M. Scholz a également souligné la nécessité de renforcer la position de l’Europe dans un ordre mondial multipolaire.

« Le monde du XXIe siècle sera multipolaire — il l’est déjà », a-t-il souligné. « L’Europe doit également tenir son rang dans la compétition mondiale avec les autres grandes puissances », a-t-il ajouté.

Il a notamment mis en garde contre une Chine qui se comporte comme une rivale. Bien que l’approche de l’Europe doive toujours reposer sur les trois principes du partenariat, de la concurrence et de la rivalité systémique, il a souligné que « la rivalité et la concurrence de la part de la Chine se sont incontestablement accrues ».

Il a également soutenu l’approche de la présidente de la Commission européenne, Ursula von der Leyen, qui consiste à « réduire les risques » dans les relations avec la Chine.

« Pas de découplage, mais une réduction intelligente des risques, telle est la devise », a-t-il souligné.

Sur le plan intérieur, l’approche allemande vis-à-vis de la Chine est fortement contestée. Alors que la stratégie du gouvernement à l’égard de Pékin devait être publiée l’année dernière, la coalition tripartite au pouvoir se dispute toujours sur la bonne approche, l’aile conservatrice du SPD étant surprise par l’approche plus belliqueuse des Verts.

Toutefois, pour garantir le rôle de l’Europe sur la scène géopolitique, M. Scholz a également souligné que les partenariats seraient essentiels.
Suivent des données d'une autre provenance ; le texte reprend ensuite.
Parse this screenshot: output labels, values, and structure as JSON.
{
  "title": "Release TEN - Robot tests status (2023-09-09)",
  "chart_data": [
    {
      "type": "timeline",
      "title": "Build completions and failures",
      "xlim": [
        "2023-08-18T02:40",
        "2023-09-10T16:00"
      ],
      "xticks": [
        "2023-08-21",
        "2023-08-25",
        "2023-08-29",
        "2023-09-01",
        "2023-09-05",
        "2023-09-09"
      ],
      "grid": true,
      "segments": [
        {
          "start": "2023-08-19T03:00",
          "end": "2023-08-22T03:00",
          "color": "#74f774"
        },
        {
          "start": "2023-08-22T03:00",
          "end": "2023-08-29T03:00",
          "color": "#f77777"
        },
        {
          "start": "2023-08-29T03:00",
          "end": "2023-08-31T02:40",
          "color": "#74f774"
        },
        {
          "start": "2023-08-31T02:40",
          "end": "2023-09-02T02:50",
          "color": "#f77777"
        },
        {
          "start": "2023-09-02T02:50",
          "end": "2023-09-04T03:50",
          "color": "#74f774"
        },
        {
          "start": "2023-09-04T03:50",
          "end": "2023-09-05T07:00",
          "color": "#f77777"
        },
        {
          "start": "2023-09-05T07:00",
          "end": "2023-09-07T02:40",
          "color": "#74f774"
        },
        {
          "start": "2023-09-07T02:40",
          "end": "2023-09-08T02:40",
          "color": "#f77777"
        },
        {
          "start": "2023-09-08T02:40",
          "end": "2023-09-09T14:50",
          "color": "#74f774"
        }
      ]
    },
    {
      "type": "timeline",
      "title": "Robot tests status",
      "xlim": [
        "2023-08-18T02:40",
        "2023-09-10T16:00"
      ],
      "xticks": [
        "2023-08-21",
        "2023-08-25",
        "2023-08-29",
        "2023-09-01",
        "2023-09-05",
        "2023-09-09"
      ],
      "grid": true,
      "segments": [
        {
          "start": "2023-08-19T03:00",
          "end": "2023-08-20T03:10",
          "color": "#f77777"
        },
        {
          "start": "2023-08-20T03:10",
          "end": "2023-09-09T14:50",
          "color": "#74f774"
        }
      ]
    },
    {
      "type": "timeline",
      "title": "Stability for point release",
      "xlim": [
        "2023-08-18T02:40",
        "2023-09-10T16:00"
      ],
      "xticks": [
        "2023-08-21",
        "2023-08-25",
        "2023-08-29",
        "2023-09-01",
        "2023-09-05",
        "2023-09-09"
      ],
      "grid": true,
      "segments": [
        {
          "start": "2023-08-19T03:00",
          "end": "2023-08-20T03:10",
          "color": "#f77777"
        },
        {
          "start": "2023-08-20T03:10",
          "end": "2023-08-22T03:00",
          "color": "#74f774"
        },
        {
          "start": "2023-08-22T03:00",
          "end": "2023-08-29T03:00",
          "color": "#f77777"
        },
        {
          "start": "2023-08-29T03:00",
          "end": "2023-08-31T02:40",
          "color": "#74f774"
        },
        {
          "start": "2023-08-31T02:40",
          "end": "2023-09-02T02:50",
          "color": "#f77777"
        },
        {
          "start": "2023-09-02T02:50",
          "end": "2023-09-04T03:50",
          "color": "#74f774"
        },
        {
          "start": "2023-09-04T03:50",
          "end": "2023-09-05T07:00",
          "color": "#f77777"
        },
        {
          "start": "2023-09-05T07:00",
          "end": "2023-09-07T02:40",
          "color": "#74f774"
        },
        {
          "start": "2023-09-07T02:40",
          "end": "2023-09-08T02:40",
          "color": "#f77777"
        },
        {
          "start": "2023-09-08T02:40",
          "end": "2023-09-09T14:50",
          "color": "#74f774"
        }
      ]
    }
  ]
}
Si les États-Unis restent l’allié le plus important de l’Europe, il a insisté sur la nécessité de renforcer la coopération avec les pays du Sud et sur l’importance de conclure rapidement des accords commerciaux avec les pays du Mercosur, le Mexique ou l’Inde.

« Si nous continuons à négocier de nouveaux accords de libre-échange pendant des années sans obtenir de résultats, d’autres dicteront les règles à l’avenir, avec des normes environnementales et sociales moins strictes », a-t-il averti.